"No," said Roger. "Is she here?"

"Yes," said the other. "I believe she is. Awfully well the old fellow looks, doesn't he? I met him in Paris in 1890."

They talked animatedly for ten minutes about the prospects of French literature as compared with our own. Presently the little man caught sight of his wife. He nodded to Roger and passed on. Roger could not remember that he had ever seen him before.

He looked about for some one with whom to talk. A couple of novelists stood on the opposite side of the room talking to a girl. There was not much chance of getting to them. He looked to his left hand, where some of the waste of the party had been drifted by the tide. He did not know any of the people there. He was struck by the appearance of a young man who stood near the wall, watching the scene with an interest which was half contemptuous. The man was, perhaps, thirty years of age. What struck Roger about him was the strange yellowness of his face. The face looked as though it had been varnished with a clear amber varnish. The skin near the eyes was puckered into crows' feet. The brow was wrinkled and seamed. The rest of the face had the leanness and tightness of one who has lived much in unhealthy parts of the tropics. He was a big man, though as lean as a rake. Roger judged from his bearing that he had been a soldier; yet there was a touch of the doctor about him, too. His eyes had the direct questioning look of one always alert to note small symptoms, and to find the truth of facts through evasions and deceits. His hands were large, capable, clinical hands, with long, supple, sensitive fingers, broad at the tips. The mouth was good-humoured, but marred by the scar of a cut at the left corner.

Presently the man walked up to Roger with the inimitable easy grace which is in the movements of men who live much in the open.

"Excuse me," he said; "but who is the poet in the middle there?"

"Jerome Mongeron," said Roger.

"Thanks," said the man, retiring.

Roger noticed that the man's eyes were more bloodshot than any eyes he had ever seen. Soon after that Roger saw him lead an elderly lady, evidently his mother, out of the room. As he felt that he had bored himself sufficiently in homage to the man of intellect, he too slipped away as soon as he could.

The night following he dined with Mrs. Heseltine. She was an elderly lady, fragile-looking, but very beautiful, with that autumnal beauty which comes with the beginning greyness of the hair. Her face had the fineness of race in it. Looking at her, one saw that all the unwanted, unlovely elements had been bred away, by conscious selection, in many generations of Fawcetts.
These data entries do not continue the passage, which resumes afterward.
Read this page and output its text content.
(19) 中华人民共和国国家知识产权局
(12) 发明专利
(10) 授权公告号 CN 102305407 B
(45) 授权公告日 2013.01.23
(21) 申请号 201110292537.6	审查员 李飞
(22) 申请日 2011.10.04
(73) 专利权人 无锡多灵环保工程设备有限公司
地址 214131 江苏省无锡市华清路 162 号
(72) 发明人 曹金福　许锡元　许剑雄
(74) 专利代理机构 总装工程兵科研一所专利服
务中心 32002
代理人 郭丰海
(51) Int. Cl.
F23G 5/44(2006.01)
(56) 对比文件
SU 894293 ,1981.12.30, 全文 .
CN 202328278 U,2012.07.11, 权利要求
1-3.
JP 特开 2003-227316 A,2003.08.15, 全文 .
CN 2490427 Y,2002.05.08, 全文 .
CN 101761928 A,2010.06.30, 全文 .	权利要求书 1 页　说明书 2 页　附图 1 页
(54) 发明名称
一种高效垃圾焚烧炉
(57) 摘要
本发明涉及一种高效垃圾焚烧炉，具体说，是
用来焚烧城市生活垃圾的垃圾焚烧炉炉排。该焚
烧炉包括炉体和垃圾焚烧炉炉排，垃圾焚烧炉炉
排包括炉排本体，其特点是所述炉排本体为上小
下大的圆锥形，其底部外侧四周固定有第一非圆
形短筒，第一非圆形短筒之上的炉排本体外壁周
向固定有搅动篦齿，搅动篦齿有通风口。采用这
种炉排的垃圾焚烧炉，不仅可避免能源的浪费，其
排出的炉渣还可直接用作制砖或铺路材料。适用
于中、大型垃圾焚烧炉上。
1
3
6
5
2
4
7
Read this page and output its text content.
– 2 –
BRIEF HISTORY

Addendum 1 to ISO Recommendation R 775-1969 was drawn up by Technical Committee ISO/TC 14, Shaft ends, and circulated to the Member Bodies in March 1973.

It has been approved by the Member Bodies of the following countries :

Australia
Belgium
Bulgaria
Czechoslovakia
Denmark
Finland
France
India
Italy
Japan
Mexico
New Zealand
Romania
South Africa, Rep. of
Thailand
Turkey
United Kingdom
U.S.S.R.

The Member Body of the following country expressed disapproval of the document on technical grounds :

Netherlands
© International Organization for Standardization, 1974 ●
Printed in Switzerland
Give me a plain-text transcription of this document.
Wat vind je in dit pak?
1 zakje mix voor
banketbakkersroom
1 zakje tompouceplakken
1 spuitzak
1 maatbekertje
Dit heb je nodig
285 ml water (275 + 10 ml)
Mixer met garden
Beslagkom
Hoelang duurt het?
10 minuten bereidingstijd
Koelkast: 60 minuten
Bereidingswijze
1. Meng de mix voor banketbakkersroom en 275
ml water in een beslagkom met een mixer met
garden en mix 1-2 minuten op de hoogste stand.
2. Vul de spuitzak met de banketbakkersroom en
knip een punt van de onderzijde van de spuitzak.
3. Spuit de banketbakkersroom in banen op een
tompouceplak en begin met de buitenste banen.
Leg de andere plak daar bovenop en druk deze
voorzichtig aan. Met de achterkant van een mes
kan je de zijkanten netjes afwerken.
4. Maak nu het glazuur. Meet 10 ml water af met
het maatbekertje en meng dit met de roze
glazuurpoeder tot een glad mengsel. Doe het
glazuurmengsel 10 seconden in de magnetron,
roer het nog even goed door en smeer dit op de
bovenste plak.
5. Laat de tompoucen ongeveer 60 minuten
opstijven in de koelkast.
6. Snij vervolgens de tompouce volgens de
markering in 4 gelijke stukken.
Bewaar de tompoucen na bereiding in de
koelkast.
Her face had that simple refinement of feature which one sees in the women's faces in Holbein's drawing of Sir Thomas More's family. Only in Mrs. Heseltine the striving for rightness and fineness had been pushed a little too far at the expense of the bodily structure. There was a pathetic drooping of the mouth's corners, and a wild-bird look in the eye which told of physical weakness very bravely borne. Her husband was a brain specialist.